Neither of us had the courage to choose the Glacier 51 toothfish, caught at a depth of 2000m in the sub-Antartic as a main, but as you can guess no expense is spared in the menu prepared by the two chefs.
Before dessert we were educated and entertained with information on the stars and planets and stories from indigenous culture and after dessert we sat around the campfire with hot chocolate and cognac that almost everybody traded in for 20 year old Grandfather Port (which Glen had previously had in addition to his botrytis Semillon with his rosella verrine for dessert.
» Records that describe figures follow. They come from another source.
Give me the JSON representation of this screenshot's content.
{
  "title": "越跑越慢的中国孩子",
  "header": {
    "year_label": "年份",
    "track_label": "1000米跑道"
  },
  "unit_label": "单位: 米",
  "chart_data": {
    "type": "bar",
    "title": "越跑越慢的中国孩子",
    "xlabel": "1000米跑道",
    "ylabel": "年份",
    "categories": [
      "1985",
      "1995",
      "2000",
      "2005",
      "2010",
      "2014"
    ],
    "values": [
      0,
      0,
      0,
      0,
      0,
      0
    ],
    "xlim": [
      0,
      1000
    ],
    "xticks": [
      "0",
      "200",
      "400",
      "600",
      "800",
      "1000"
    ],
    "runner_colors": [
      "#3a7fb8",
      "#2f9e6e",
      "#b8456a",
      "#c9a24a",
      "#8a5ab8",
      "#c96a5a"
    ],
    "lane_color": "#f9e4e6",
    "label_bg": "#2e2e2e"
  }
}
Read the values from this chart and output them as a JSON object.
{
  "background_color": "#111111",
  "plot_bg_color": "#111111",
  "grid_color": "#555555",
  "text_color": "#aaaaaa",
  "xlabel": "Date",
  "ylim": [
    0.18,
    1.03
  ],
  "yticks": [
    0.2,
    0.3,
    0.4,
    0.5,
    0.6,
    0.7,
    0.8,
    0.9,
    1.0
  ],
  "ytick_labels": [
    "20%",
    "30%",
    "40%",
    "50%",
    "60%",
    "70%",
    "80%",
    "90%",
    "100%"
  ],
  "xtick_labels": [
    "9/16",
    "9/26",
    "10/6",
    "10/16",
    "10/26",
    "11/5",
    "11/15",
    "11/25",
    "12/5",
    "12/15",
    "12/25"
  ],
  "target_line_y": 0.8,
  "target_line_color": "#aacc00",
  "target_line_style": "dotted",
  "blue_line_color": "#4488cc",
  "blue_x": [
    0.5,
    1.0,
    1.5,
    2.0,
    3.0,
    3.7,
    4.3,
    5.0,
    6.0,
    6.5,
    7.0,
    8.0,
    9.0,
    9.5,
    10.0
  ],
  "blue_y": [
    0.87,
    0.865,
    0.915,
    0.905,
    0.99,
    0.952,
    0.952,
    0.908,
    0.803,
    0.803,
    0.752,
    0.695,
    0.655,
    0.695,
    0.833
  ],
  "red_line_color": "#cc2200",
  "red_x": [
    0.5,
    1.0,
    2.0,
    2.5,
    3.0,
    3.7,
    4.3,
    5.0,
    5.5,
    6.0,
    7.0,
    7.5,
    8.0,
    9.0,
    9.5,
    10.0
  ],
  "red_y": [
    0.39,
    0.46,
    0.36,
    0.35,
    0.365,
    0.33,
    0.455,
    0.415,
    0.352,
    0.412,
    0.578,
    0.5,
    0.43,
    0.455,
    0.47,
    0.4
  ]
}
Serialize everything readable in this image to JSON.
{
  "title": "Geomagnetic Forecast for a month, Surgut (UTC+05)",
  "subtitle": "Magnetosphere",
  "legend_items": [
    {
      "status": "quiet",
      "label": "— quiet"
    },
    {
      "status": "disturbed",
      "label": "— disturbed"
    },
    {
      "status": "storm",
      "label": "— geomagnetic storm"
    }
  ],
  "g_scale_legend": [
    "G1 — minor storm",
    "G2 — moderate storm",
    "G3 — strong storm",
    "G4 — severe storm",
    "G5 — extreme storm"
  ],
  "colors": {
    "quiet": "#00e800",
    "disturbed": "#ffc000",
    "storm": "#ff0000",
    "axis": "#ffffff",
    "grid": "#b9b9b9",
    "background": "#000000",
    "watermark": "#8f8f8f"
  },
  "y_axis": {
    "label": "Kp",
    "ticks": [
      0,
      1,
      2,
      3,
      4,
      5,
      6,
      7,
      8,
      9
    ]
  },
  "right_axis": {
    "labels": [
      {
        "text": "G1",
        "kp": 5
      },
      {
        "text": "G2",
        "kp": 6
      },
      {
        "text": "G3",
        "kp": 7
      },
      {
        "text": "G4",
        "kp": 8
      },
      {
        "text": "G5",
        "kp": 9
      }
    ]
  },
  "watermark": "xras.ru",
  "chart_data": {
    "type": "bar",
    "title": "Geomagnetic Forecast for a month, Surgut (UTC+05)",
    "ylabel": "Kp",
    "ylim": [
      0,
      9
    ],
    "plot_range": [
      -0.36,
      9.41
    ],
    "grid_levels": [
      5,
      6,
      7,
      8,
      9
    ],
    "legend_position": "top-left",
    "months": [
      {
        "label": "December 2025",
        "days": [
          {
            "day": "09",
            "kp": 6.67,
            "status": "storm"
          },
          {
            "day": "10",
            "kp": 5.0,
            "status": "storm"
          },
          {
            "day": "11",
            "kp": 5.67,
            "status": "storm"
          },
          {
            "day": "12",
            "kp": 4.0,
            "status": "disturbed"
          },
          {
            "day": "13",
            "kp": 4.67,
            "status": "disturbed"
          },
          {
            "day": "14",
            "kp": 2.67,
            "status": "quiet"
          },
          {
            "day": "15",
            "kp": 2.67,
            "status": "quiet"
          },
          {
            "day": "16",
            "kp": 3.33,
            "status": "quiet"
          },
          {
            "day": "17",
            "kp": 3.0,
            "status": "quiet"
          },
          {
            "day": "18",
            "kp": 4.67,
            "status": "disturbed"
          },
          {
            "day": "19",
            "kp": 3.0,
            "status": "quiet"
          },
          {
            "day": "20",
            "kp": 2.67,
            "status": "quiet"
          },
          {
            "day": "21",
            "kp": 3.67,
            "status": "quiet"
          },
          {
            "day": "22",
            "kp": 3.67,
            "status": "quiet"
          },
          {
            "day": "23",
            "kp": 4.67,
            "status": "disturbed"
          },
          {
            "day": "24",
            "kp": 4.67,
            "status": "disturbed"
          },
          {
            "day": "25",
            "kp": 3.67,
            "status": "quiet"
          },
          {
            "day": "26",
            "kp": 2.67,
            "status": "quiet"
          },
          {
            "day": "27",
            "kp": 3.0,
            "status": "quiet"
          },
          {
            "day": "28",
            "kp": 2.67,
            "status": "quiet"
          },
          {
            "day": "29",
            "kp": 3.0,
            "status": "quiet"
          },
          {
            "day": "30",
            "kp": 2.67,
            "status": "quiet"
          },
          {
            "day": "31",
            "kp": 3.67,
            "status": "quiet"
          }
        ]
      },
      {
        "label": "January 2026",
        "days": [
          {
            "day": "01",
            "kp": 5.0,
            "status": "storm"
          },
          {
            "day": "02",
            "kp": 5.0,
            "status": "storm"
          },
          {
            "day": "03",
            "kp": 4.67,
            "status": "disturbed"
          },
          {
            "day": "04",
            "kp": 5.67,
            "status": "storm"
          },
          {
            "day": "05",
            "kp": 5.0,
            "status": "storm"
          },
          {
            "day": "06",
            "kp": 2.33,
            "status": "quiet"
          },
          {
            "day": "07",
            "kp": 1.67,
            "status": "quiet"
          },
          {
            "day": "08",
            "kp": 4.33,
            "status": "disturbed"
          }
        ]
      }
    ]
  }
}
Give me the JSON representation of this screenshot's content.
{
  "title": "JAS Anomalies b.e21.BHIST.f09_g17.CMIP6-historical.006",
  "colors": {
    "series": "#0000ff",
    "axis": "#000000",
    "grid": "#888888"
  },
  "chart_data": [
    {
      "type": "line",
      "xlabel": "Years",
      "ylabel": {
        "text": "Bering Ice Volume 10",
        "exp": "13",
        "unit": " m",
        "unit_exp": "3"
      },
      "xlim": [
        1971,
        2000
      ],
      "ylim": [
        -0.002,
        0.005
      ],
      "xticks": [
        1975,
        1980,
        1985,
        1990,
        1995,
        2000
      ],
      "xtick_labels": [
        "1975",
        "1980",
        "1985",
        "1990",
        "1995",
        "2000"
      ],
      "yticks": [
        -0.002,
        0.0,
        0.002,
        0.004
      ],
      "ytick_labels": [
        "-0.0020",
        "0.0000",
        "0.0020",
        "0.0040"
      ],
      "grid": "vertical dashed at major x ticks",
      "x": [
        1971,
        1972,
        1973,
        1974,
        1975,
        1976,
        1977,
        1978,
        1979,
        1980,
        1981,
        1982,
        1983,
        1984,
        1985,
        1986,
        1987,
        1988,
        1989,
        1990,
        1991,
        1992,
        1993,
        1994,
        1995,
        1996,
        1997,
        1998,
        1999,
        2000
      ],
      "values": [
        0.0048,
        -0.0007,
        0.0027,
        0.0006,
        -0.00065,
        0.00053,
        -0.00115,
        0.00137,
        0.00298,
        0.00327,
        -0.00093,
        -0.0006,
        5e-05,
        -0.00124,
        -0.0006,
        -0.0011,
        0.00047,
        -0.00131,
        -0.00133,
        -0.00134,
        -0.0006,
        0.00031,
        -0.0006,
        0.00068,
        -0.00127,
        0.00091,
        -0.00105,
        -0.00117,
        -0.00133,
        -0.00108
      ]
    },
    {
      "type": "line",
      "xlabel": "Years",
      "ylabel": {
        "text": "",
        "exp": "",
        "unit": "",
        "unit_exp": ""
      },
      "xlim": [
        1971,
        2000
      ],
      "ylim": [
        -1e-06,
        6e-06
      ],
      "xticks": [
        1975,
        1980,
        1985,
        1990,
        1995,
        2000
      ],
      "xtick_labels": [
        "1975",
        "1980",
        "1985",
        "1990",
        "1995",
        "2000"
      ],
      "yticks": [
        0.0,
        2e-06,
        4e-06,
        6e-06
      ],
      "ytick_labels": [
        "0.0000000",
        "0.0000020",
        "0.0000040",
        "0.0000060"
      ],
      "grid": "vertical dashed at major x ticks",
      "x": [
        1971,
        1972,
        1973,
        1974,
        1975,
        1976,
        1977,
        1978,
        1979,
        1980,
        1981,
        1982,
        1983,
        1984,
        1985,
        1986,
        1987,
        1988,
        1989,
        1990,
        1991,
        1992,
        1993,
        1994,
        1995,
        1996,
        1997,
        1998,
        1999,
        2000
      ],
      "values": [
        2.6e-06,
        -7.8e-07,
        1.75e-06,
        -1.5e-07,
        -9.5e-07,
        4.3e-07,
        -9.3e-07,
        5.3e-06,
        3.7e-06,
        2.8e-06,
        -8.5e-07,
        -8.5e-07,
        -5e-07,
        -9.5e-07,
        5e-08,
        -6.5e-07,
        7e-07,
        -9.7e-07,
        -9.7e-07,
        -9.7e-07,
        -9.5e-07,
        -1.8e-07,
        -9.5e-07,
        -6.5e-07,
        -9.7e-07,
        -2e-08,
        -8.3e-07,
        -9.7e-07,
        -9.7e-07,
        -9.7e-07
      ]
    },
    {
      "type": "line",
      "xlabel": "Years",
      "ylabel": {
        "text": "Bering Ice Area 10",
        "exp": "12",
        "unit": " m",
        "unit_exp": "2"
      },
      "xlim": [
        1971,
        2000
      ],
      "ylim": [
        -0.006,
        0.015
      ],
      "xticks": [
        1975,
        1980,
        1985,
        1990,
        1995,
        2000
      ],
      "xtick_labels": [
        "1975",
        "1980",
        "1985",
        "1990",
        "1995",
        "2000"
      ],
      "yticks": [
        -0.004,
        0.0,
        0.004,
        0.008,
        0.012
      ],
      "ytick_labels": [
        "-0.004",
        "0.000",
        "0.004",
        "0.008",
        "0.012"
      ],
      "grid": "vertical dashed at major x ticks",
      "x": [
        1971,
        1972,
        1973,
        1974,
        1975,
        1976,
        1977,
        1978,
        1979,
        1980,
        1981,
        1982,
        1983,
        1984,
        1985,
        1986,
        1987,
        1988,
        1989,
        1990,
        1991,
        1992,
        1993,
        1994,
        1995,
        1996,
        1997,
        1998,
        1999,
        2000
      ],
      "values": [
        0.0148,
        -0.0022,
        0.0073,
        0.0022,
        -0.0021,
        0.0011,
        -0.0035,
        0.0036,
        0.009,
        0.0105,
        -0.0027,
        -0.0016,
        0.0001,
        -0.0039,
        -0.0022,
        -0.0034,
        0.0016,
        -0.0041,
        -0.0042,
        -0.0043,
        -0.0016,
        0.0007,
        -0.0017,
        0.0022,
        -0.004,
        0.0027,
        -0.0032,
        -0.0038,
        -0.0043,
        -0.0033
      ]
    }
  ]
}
We were all quite merry as we were driven back to our accommodation. Throughout the entire dinner Julie was beaming with an even brighter sparkle in her blue-green eyes than usual and I'd have to say that this was the best dinner I've ever had and even at the price was worth every penny. Also well above expectation was the drop toilet. We've seen many in our travels but none with original artwork on the walls (graffiti doesn't count as artwork) scented candles and flowers.
Our last day at Yalara so we had a look at the camel farm before leaving with 10 days before we meet Sandy and family to do the Cape in convoy.